The Value of Being Valued

By By Nick Horton January 29, 2010

ADVISOR_richardlaw

This article originally appeared in the July 2010 issue of Seattle magazine.

Richard LawA paycheck alone is not sufficient. Not now, not before the
downturn, not ever. It’s tempting as an employer to assume that the
relationship between the company and its employees comes down to a simple
transactional quid pro quo: You work and we pay you, and then next week we do
it all over again.

Except that this picture leaves out the core things that
make us feel valued and want to give our best efforts: trust, respect, input,
recognition.

Companies that fail to address these areas run the
significant risk (and cost) of ongoing turnover, retraining and loss of
organizational knowledge-and these cultural aspects are even more important to
address in trying times when people are justifiably worried and in need of
greater support.

Here are a few areas my company focuses on that have had a
very significant positive impact for us:

RECOGNITION

Seven years ago, Allyis made a strategic gamble: take the
majority of our marketing budget and turn it toward employee care and
recognition. We put an executive in charge of acknowledging achievements such
as employment anniversaries and project successes, we asked employees and
clients to praise good work through a “kudos” e-mail alias and award program,
and we asked our employees to determine who gets yearly awards.

We also began acknowledging people’s life events outside of
work: engagements and marriages, births and adoptions, home purchases,
hardships, and educational achievements-the majority in the form of a card and
perhaps a small gift.

The result? Appreciative employees help recruit the best
talent they know, and when great work is coupled with positive attitudes, clients
keep coming back and, in turn, referring new clients. The response has been
universal across all generations and experience levels.

TRANSPARENCY

While it was a bit scary at first, we do our best to get it
all out there in terms of “inside” company information: We use a
SharePoint-based intranet, which allows everyone in senior management to post a
blog about what they’re currently thinking about or working on, and we publish
our company financials monthly, with our CFO and me jointly writing up a quarterly
report to let everyone know how we’re doing. We also open all management blogs
and posts on our financials to any and all employee comments.

When we had to reduce salaries last year, we told everybody,
“We know this isn’t great for anybody, but the board is going to take the
biggest reductions and we’re going to work through this and find creative ways
to save money and restore rates as quickly as possible”-which is what we’ve
done. We lost a couple of people due to the pay cut, but understood that this
was a financial necessity for them and wished them well. The vast majority of
our staff stuck with us.

EMPOWERMENT

Finally, to make sure that employees are consistently heard
and involved in our decision making, we hold twice-yearly “town hall” meetings
where people are free to ask anything and get an immediate answer; year round,
we also have an anonymous question-and-answer page on our intranet where
everything that gets asked is answered within 24 hours.

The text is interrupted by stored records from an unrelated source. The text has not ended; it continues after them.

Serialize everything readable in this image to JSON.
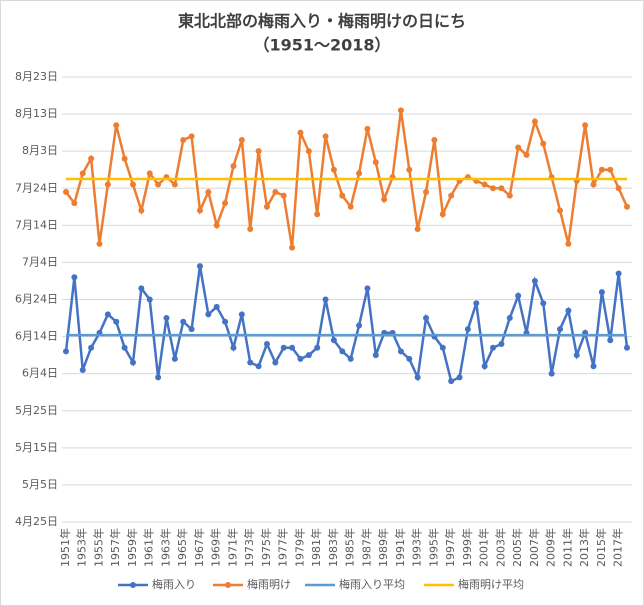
{
  "chart_data": {
    "type": "line",
    "title": "東北北部の梅雨入り・梅雨明けの日にち",
    "subtitle": "（1951～2018）",
    "categories": [
      "1951年",
      null,
      "1953年",
      null,
      "1955年",
      null,
      "1957年",
      null,
      "1959年",
      null,
      "1961年",
      null,
      "1963年",
      null,
      "1965年",
      null,
      "1967年",
      null,
      "1969年",
      null,
      "1971年",
      null,
      "1973年",
      null,
      "1975年",
      null,
      "1977年",
      null,
      "1979年",
      null,
      "1981年",
      null,
      "1983年",
      null,
      "1985年",
      null,
      "1987年",
      null,
      "1989年",
      null,
      "1991年",
      null,
      "1993年",
      null,
      "1995年",
      null,
      "1997年",
      null,
      "1999年",
      null,
      "2001年",
      null,
      "2003年",
      null,
      "2005年",
      null,
      "2007年",
      null,
      "2009年",
      null,
      "2011年",
      null,
      "2013年",
      null,
      "2015年",
      null,
      "2017年",
      null
    ],
    "series": [
      {
        "name": "梅雨入り",
        "color": "#4472c4",
        "values": [
          161,
          181,
          156,
          162,
          166,
          171,
          169,
          162,
          158,
          178,
          175,
          154,
          170,
          159,
          169,
          167,
          184,
          171,
          173,
          169,
          162,
          171,
          158,
          157,
          163,
          158,
          162,
          162,
          159,
          160,
          162,
          175,
          164,
          161,
          159,
          168,
          178,
          160,
          166,
          166,
          161,
          159,
          154,
          170,
          165,
          162,
          153,
          154,
          167,
          174,
          157,
          162,
          163,
          170,
          176,
          166,
          180,
          174,
          155,
          167,
          172,
          160,
          166,
          157,
          177,
          164,
          182,
          162
        ]
      },
      {
        "name": "梅雨明け",
        "color": "#ed7d31",
        "values": [
          204,
          201,
          209,
          213,
          190,
          206,
          222,
          213,
          206,
          199,
          209,
          206,
          208,
          206,
          218,
          219,
          199,
          204,
          195,
          201,
          211,
          218,
          194,
          215,
          200,
          204,
          203,
          189,
          220,
          215,
          198,
          219,
          210,
          203,
          200,
          209,
          221,
          212,
          202,
          208,
          226,
          210,
          194,
          204,
          218,
          198,
          203,
          207,
          208,
          207,
          206,
          205,
          205,
          203,
          216,
          214,
          223,
          217,
          208,
          199,
          190,
          207,
          222,
          206,
          210,
          210,
          205,
          200
        ]
      },
      {
        "name": "梅雨入り平均",
        "color": "#5b9bd5",
        "value": 165.4
      },
      {
        "name": "梅雨明け平均",
        "color": "#ffc000",
        "value": 207.5
      }
    ],
    "ylim": [
      115,
      235
    ],
    "yticks": [
      {
        "value": 115,
        "label": "4月25日"
      },
      {
        "value": 125,
        "label": "5月5日"
      },
      {
        "value": 135,
        "label": "5月15日"
      },
      {
        "value": 145,
        "label": "5月25日"
      },
      {
        "value": 155,
        "label": "6月4日"
      },
      {
        "value": 165,
        "label": "6月14日"
      },
      {
        "value": 175,
        "label": "6月24日"
      },
      {
        "value": 185,
        "label": "7月4日"
      },
      {
        "value": 195,
        "label": "7月14日"
      },
      {
        "value": 205,
        "label": "7月24日"
      },
      {
        "value": 215,
        "label": "8月3日"
      },
      {
        "value": 225,
        "label": "8月13日"
      },
      {
        "value": 235,
        "label": "8月23日"
      }
    ],
    "grid": true,
    "legend": "bottom"
  }
}
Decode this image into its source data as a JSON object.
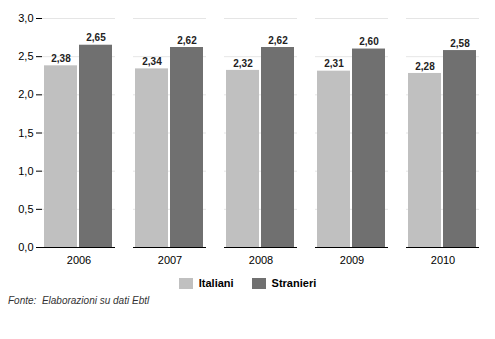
{
  "chart_data": {
    "type": "bar",
    "categories": [
      "2006",
      "2007",
      "2008",
      "2009",
      "2010"
    ],
    "series": [
      {
        "name": "Italiani",
        "color": "#c0c0c0",
        "values": [
          2.38,
          2.34,
          2.32,
          2.31,
          2.28
        ],
        "value_labels": [
          "2,38",
          "2,34",
          "2,32",
          "2,31",
          "2,28"
        ]
      },
      {
        "name": "Stranieri",
        "color": "#707070",
        "values": [
          2.65,
          2.62,
          2.62,
          2.6,
          2.58
        ],
        "value_labels": [
          "2,65",
          "2,62",
          "2,62",
          "2,60",
          "2,58"
        ]
      }
    ],
    "ylim": [
      0.0,
      3.0
    ],
    "yticks": [
      {
        "value": 0.0,
        "label": "0,0"
      },
      {
        "value": 0.5,
        "label": "0,5"
      },
      {
        "value": 1.0,
        "label": "1,0"
      },
      {
        "value": 1.5,
        "label": "1,5"
      },
      {
        "value": 2.0,
        "label": "2,0"
      },
      {
        "value": 2.5,
        "label": "2,5"
      },
      {
        "value": 3.0,
        "label": "3,0"
      }
    ],
    "grid": true,
    "legend": "bottom",
    "data_labels": true,
    "annotations": [
      "Fonte:  Elaborazioni su dati Ebtl"
    ]
  }
}
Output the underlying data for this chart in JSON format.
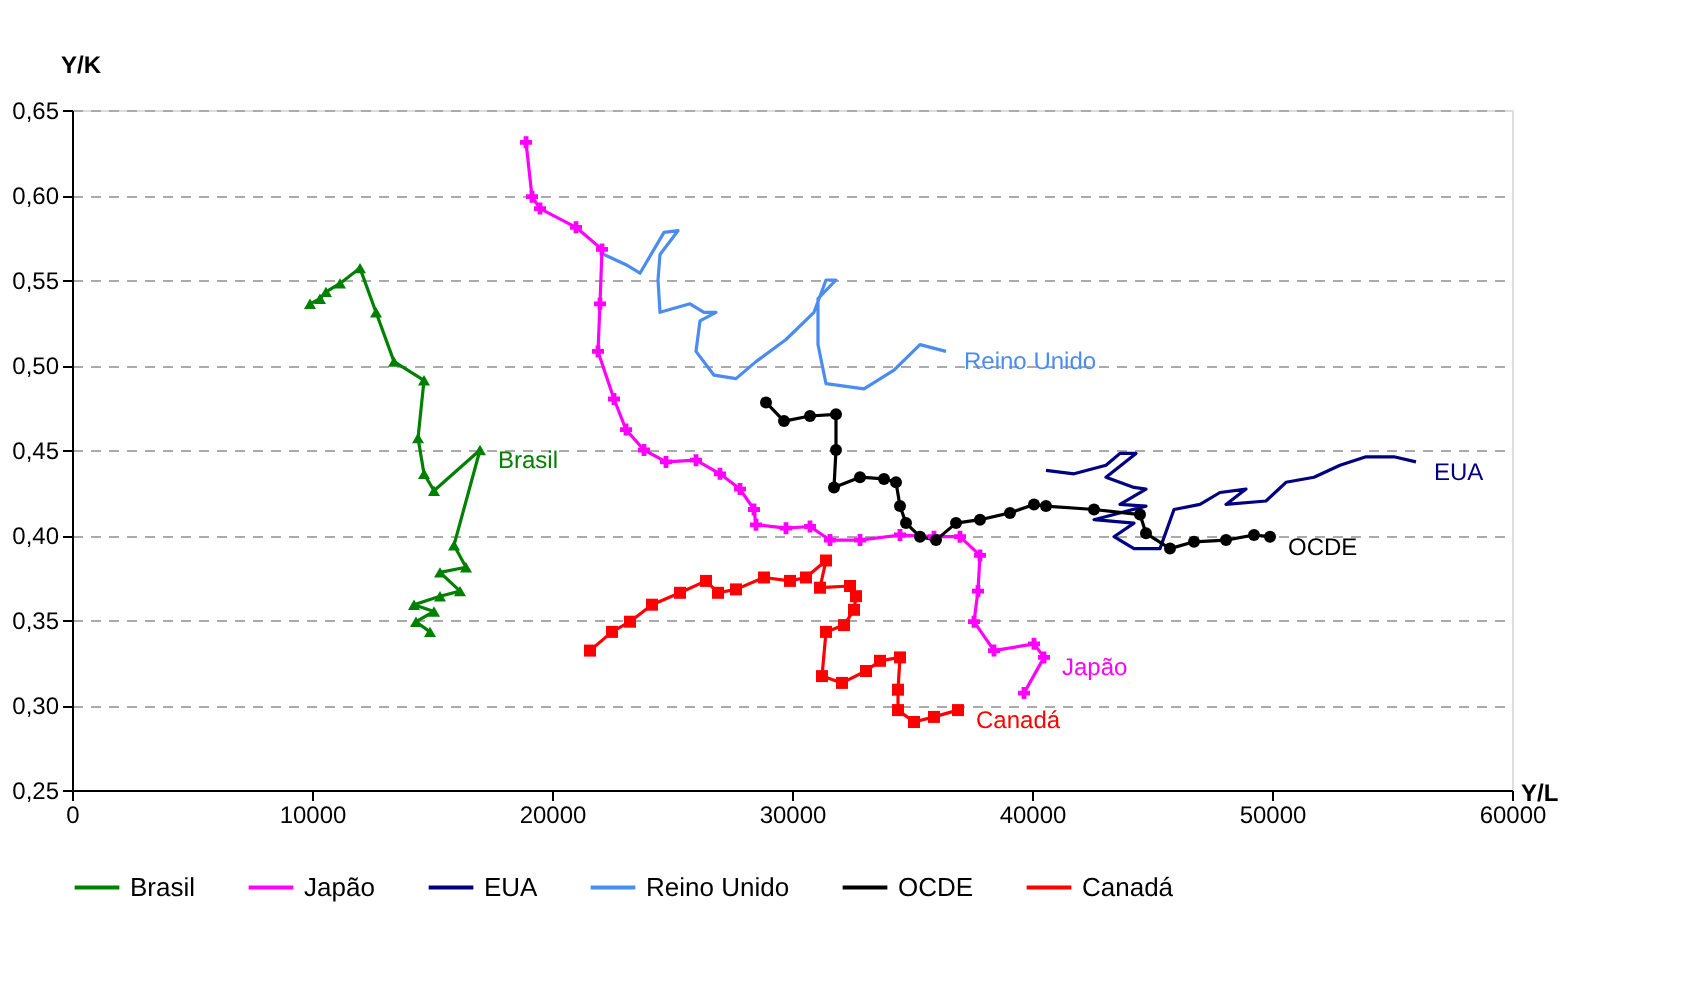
{
  "chart_data": {
    "type": "line",
    "xlabel": "Y/L",
    "ylabel": "Y/K",
    "xlim": [
      0,
      60000
    ],
    "xticks": [
      0,
      10000,
      20000,
      30000,
      40000,
      50000,
      60000
    ],
    "ylim": [
      0.25,
      0.65
    ],
    "yticks": [
      {
        "value": 0.25,
        "label": "0,25"
      },
      {
        "value": 0.3,
        "label": "0,30"
      },
      {
        "value": 0.35,
        "label": "0,35"
      },
      {
        "value": 0.4,
        "label": "0,40"
      },
      {
        "value": 0.45,
        "label": "0,45"
      },
      {
        "value": 0.5,
        "label": "0,50"
      },
      {
        "value": 0.55,
        "label": "0,55"
      },
      {
        "value": 0.6,
        "label": "0,60"
      },
      {
        "value": 0.65,
        "label": "0,65"
      }
    ],
    "grid": "y",
    "legend": "bottom",
    "line_style": "solid",
    "series": [
      {
        "name": "Brasil",
        "color": "#008000",
        "marker": "triangle",
        "x": [
          9917,
          10333,
          10583,
          11167,
          12000,
          12667,
          13417,
          14667,
          14417,
          14667,
          15083,
          17000,
          15917,
          16417,
          15333,
          16167,
          15333,
          14250,
          15083,
          14333,
          14917
        ],
        "values": [
          0.536,
          0.539,
          0.543,
          0.548,
          0.557,
          0.531,
          0.502,
          0.491,
          0.457,
          0.436,
          0.426,
          0.45,
          0.394,
          0.381,
          0.378,
          0.367,
          0.364,
          0.359,
          0.355,
          0.349,
          0.343
        ]
      },
      {
        "name": "Japão",
        "color": "#ff00ff",
        "marker": "cross",
        "x": [
          18917,
          19167,
          19500,
          21000,
          22083,
          22000,
          21917,
          22583,
          23083,
          23833,
          24750,
          26000,
          27000,
          27833,
          28417,
          28500,
          29750,
          30750,
          31583,
          32833,
          34500,
          35917,
          37000,
          37833,
          37750,
          37583,
          38417,
          40083,
          40500,
          39667
        ],
        "values": [
          0.631,
          0.599,
          0.592,
          0.581,
          0.568,
          0.536,
          0.508,
          0.48,
          0.462,
          0.45,
          0.443,
          0.444,
          0.436,
          0.427,
          0.415,
          0.406,
          0.404,
          0.405,
          0.397,
          0.397,
          0.4,
          0.399,
          0.399,
          0.388,
          0.367,
          0.349,
          0.332,
          0.336,
          0.328,
          0.307
        ]
      },
      {
        "name": "EUA",
        "color": "#000080",
        "marker": "none",
        "x": [
          40583,
          41750,
          43083,
          43667,
          44333,
          43083,
          44250,
          44750,
          43667,
          44750,
          42583,
          44250,
          43417,
          44250,
          45333,
          45917,
          47000,
          47833,
          48917,
          48083,
          49750,
          50583,
          51750,
          52833,
          53917,
          55083,
          56000
        ],
        "values": [
          0.438,
          0.436,
          0.441,
          0.448,
          0.448,
          0.434,
          0.428,
          0.427,
          0.418,
          0.417,
          0.409,
          0.407,
          0.399,
          0.392,
          0.392,
          0.415,
          0.418,
          0.425,
          0.427,
          0.418,
          0.42,
          0.431,
          0.434,
          0.441,
          0.446,
          0.446,
          0.443
        ]
      },
      {
        "name": "Reino Unido",
        "color": "#4a8cf0",
        "marker": "none",
        "x": [
          22167,
          23083,
          23667,
          24667,
          25250,
          24500,
          24417,
          24500,
          25750,
          26333,
          26833,
          26167,
          26000,
          26750,
          27667,
          28500,
          29750,
          30917,
          31417,
          31833,
          31083,
          31083,
          31417,
          33000,
          34250,
          35333,
          36417
        ],
        "values": [
          0.565,
          0.559,
          0.554,
          0.578,
          0.579,
          0.565,
          0.55,
          0.531,
          0.536,
          0.531,
          0.531,
          0.526,
          0.508,
          0.494,
          0.492,
          0.502,
          0.515,
          0.531,
          0.55,
          0.55,
          0.539,
          0.512,
          0.489,
          0.486,
          0.497,
          0.512,
          0.508
        ]
      },
      {
        "name": "OCDE",
        "color": "#000000",
        "marker": "circle",
        "x": [
          28917,
          29667,
          30750,
          31833,
          31833,
          31750,
          32833,
          33833,
          34333,
          34500,
          34750,
          35333,
          36000,
          36833,
          37833,
          39083,
          40083,
          40583,
          42583,
          44500,
          44750,
          45750,
          46750,
          48083,
          49250,
          49917
        ],
        "values": [
          0.478,
          0.467,
          0.47,
          0.471,
          0.45,
          0.428,
          0.434,
          0.433,
          0.431,
          0.417,
          0.407,
          0.399,
          0.397,
          0.407,
          0.409,
          0.413,
          0.418,
          0.417,
          0.415,
          0.412,
          0.401,
          0.392,
          0.396,
          0.397,
          0.4,
          0.399
        ]
      },
      {
        "name": "Canadá",
        "color": "#ff0000",
        "marker": "square",
        "x": [
          21583,
          22500,
          23250,
          24167,
          25333,
          26417,
          26917,
          27667,
          28833,
          29917,
          30583,
          31417,
          31167,
          32417,
          32667,
          32583,
          32167,
          31417,
          31250,
          32083,
          33083,
          33667,
          34500,
          34417,
          34417,
          35083,
          35917,
          36917
        ],
        "values": [
          0.332,
          0.343,
          0.349,
          0.359,
          0.366,
          0.373,
          0.366,
          0.368,
          0.375,
          0.373,
          0.375,
          0.385,
          0.369,
          0.37,
          0.364,
          0.356,
          0.347,
          0.343,
          0.317,
          0.313,
          0.32,
          0.326,
          0.328,
          0.309,
          0.297,
          0.29,
          0.293,
          0.297
        ]
      }
    ]
  }
}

Also, we invite all employees to be actively involved in
social media, be it their own blogs (which we work hard to read and provide
responses to), Facebook, Twitter or LinkedIn, as these resources collectively
allow all of us to get to know one another better and, thus, be a more
connected community without further organizational effort or prompting.

Since implementing all these steps, our turnover rate has
dropped to about one-sixth of our industry average, and we get almost
one-quarter of all new employees via internal referral.

Richard Law is co-founder, CEO and chairman of Allyis, a
Kirkland-based personnel and technology firm. He’s also in charge of buying the
coffee to keep everyone productive after lunch.